On September 11, 2001, nearly 3,000 people died in terrorist attacks upon the United States. Hijacked planes struck the World Trade Center and the Pentagon, while an additional plane crashed into the fields of Pennsylvania. This series of events resulted in the single largest loss of life from enemy attack on U.S. soil.
The National Commission on Terrorist Attacks Upon the United States, also known as the 9/11 Commission, was created by congressional legislation and the signature of President George W. Bush in late 2002. This independent, bipartisan commission had the task of producing a full and complete account of the circumstances surrounding the attack, including preparedness and immediate response, and providing recommendations designed to guard against future attacks.

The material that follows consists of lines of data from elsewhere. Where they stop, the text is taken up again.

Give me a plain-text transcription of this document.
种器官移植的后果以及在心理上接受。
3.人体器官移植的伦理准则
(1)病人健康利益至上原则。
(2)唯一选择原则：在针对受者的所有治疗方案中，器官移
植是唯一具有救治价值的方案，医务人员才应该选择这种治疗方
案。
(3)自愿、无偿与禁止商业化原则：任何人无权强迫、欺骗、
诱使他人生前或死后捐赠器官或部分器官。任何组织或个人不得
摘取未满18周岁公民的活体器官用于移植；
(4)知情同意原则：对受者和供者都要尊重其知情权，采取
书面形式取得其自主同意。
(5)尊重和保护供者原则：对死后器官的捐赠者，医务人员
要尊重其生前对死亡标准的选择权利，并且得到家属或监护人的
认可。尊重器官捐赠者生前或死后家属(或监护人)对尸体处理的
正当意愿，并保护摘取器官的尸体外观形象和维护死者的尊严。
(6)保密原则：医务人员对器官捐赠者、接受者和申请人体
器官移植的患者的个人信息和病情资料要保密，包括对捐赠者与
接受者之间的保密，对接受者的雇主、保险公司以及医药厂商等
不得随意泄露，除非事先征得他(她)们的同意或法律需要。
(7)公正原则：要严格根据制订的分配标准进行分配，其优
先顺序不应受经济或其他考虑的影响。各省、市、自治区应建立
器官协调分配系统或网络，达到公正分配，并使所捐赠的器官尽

The 9/11 Commission released their final report to the public on July 22, 2004. During the course of the Commission's 20-month investigation, the 10 commissioners and 80 staff members conducted more than 1300 interviews in 10 countries and reviewed more than 2 million documents. In the 17 days of public hearings, the commissioners heard testimony from 140 federal, state, and local officials, and private sector experts.
The Commission was composed of Chair Thomas H. Kean, Vice Chair Lee H. Hamilton, and Commissioners Richard Ben-Veniste, Fred F. Fielding, Jamie S. Gorelick, Slade Gorton, Bob Kerrey, John F. Lehman, Timothy J. Roemer, and James R. Thompson.